Using API to create datasets - SPRACE/track-ml GitHub Wiki

Configuration parameters

lib_path :

Path of track-ml from kaggle library.

input_dir:

Path of kaggle track-ml datasets directory (e.g. /data/trackMLDB/train/train_2/)

output_dir:

Path of output directory to save the filtered datasets

begin_id:

Initial id from the first file to be filtered. Check the initial id from files inside the input_dir.

end_id:

Final id from the last file to be filtered. The last id from files inside the input_dir can be used.

n_cores:

Number of files to be processed at the same time (This parameter should not be greater than the number of cores in the host machine) of each round

round_time:

The max time (in seconds) of each round. Each round will be process n_cores files at the same time.

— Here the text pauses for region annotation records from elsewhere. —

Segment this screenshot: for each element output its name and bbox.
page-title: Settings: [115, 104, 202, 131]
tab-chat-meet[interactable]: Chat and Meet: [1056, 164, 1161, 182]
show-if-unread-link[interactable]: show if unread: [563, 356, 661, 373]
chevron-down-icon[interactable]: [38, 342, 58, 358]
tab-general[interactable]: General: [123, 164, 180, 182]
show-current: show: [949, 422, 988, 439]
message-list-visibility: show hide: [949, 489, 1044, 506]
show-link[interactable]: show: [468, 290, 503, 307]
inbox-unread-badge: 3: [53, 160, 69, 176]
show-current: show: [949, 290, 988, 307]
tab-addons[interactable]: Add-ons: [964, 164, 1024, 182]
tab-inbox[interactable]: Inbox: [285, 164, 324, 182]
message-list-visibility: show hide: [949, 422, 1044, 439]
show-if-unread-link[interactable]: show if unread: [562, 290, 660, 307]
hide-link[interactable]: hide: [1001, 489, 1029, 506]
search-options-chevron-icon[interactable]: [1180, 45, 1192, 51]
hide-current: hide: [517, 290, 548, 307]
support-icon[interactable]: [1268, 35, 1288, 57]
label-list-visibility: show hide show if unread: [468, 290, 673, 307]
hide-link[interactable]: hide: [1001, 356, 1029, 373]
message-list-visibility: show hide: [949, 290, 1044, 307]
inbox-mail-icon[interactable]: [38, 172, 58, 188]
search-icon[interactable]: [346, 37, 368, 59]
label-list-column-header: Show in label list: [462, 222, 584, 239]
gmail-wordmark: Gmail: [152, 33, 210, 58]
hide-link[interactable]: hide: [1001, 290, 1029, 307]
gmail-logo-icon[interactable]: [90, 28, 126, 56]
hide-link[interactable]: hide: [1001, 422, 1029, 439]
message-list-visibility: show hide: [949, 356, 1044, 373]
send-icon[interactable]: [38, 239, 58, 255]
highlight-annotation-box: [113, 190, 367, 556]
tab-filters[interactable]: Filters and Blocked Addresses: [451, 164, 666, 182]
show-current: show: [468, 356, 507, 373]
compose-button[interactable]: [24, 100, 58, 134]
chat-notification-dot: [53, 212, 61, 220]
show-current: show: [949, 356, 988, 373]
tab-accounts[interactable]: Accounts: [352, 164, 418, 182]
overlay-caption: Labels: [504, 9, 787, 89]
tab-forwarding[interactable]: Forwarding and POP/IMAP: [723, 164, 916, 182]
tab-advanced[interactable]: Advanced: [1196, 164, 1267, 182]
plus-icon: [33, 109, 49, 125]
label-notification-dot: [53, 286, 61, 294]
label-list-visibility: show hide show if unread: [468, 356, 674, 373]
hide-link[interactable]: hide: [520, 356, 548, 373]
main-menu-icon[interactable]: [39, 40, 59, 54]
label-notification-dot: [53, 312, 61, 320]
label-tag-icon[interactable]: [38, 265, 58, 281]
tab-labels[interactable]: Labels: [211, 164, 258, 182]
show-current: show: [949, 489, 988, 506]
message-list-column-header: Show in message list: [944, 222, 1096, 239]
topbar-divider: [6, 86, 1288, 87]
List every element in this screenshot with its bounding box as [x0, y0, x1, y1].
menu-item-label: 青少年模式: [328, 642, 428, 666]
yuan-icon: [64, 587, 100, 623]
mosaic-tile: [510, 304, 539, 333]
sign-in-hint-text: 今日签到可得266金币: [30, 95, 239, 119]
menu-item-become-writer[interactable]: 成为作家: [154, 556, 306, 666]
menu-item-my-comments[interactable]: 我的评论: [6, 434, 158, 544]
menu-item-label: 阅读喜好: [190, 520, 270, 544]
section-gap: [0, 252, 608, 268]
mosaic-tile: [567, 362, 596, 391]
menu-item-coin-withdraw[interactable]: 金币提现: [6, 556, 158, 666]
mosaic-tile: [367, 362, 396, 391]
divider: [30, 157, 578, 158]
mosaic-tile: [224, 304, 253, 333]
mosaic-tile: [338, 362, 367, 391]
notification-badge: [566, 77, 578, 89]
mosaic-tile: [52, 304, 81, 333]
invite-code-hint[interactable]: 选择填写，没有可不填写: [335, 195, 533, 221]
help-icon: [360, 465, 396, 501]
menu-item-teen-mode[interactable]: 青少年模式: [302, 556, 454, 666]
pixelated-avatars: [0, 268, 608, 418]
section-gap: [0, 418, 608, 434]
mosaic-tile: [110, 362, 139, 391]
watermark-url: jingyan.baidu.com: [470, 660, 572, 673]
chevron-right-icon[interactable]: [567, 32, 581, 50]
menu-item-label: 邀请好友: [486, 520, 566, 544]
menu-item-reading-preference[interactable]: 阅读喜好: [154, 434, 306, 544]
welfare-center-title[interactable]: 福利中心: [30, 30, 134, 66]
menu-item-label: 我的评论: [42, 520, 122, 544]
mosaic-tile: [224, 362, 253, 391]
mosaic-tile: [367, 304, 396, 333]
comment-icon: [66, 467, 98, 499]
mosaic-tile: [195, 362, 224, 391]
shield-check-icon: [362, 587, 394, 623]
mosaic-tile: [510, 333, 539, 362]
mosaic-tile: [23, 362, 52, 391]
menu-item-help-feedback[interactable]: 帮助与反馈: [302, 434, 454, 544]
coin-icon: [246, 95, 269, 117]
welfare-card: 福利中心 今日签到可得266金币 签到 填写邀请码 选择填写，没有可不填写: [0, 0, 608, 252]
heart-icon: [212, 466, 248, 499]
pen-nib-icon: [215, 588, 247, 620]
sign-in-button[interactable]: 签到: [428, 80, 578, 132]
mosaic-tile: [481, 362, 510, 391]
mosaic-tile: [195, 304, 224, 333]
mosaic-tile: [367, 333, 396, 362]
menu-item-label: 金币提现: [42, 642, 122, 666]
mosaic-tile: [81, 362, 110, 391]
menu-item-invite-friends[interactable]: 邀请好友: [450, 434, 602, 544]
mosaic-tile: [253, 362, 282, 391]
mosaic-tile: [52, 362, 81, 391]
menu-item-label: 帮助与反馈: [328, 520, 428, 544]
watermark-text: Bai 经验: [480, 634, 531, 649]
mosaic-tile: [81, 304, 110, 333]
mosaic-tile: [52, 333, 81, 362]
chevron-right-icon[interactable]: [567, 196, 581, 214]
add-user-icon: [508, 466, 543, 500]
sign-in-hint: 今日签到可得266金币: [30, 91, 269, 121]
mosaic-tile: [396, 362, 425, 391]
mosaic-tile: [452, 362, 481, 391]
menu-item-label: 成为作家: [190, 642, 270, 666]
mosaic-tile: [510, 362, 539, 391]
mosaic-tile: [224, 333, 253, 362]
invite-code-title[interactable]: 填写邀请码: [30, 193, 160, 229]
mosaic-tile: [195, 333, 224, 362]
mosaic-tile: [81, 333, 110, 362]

n_hits_range_min and n_hits_range_max:

Just tracks with number of hits >= n_hits_range_min and <= n_hits_range_min will be filtered and saved in the output_dir. This parameter needs to be a integer greater than 0

eta_range_min and eta_range_max:

Just tracks with the value of ETA of the last hit between eta_range_min and eta_range_max will be filtered and saved in the output_dir. This parameters needs to be a integer.

phi_range_min and phi_range_max:

Just tracks with the value of PHI of the last hit between phi_range_min and phi_range_max will be filtered and saved in the output_dir. This parameters needs to be a integer.

pt_range_min and pt_range_max:

Just tracks with the value of pt between pt_range_min and pt_range_max will be filtered and saved in the output_dir. This parameters needs to be a integer.

silent:

If False,the generator function will not show the partial results in the screen.